How can I make WWW:Mechanize to not fetch pages twice?

2022-12-24 20:52 问答作者：

I have a web scraping application, written in OO Perl. There's single WWW::Mechanize object used in the app. How can I make it to not fetch the same URL twice, i.e. make the second get() with the same URL no-op:

my $mech = WWW::Mechanize->new();
my $url = 'http:://google.com';

$mech->ge开发者_运维技巧t( $url ); # first time, fetch
$mech->get( $url ); # same url, do nothing

See WWW::Mechanize::Cached:

Synopsis

use WWW::Mechanize::Cached;

my $cacher = WWW::Mechanize::Cached->new;
$cacher->get( $url );

Description

Uses the Cache::Cache hierarchy to implement a caching Mech. This lets one perform repeated requests without hammering a server impolitely.

You can store the URLs and their content in a hash.

my $mech = WWW::Mechanize->new();
my $url = 'http://google.com';
my %response;

$response{$url} = $mech->get($url) unless $response{$url};

You can subclass WWW::Mechanize and redefine the get() method to do what you want:

package MyMech;
use base 'WWW::Mechanize';

sub get {
    my $self = shift;
    my($url) = @_;

    if (defined $self->res && $self->res->request->uri ne $url) {
        return $self->SUPER::get(@_)
    }
    return $self->res;
}

继续阅读：perl www-mechanize

How can I make WWW:Mechanize to not fetch pages twice?

Synopsis

Description

更多精彩内容

精彩评论

最新问答

央视是哪个频道？

请问买过的朋友，舒提啦旅行箱实际使用体验如何？？

检查不孕不育需要的费用？

海信ULED电视画质有什么不同的地方?？

钉子可以挂的住画框幕布吗？

问答排行榜

河神2九牛入海钓河妖是第几集河妖什么来历可活吞牛？

性激素六项检查的最佳时间是多久？多少钱？？

Easiest way to get words of one line from istream into a vector?

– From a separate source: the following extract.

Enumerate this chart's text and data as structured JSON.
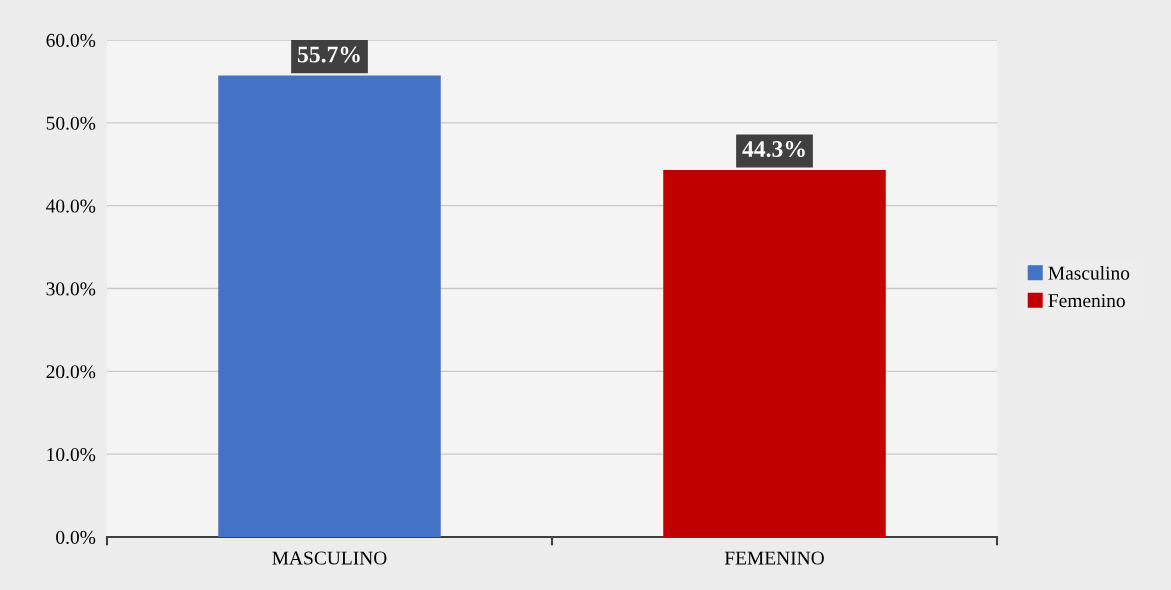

《梦在燃烧 (《三国演义》动画片主题曲)》MP3歌词-汤子星？

抽烟只抽炫赫门？

Synopsis

Description

更多精彩内容

精彩评论

最新问答

央视是哪个频道？

请问买过的朋友，舒提啦旅行箱实际使用体验如何？？

检查不孕不育需要的费用？

海信ULED电视画质有什么不同的地方?？

钉子可以挂的住画框幕布吗？

问答排行榜

河神2九牛入海钓河妖是第几集 河妖什么来历可活吞牛？

性激素六项检查的最佳时间是多久？多少钱？？

Easiest way to get words of one line from istream into a vector?

《梦在燃烧 (《三国演义》动画片主题曲)》MP3歌词-汤子星？

抽烟只抽炫赫门？

河神2九牛入海钓河妖是第几集河妖什么来历可活吞牛？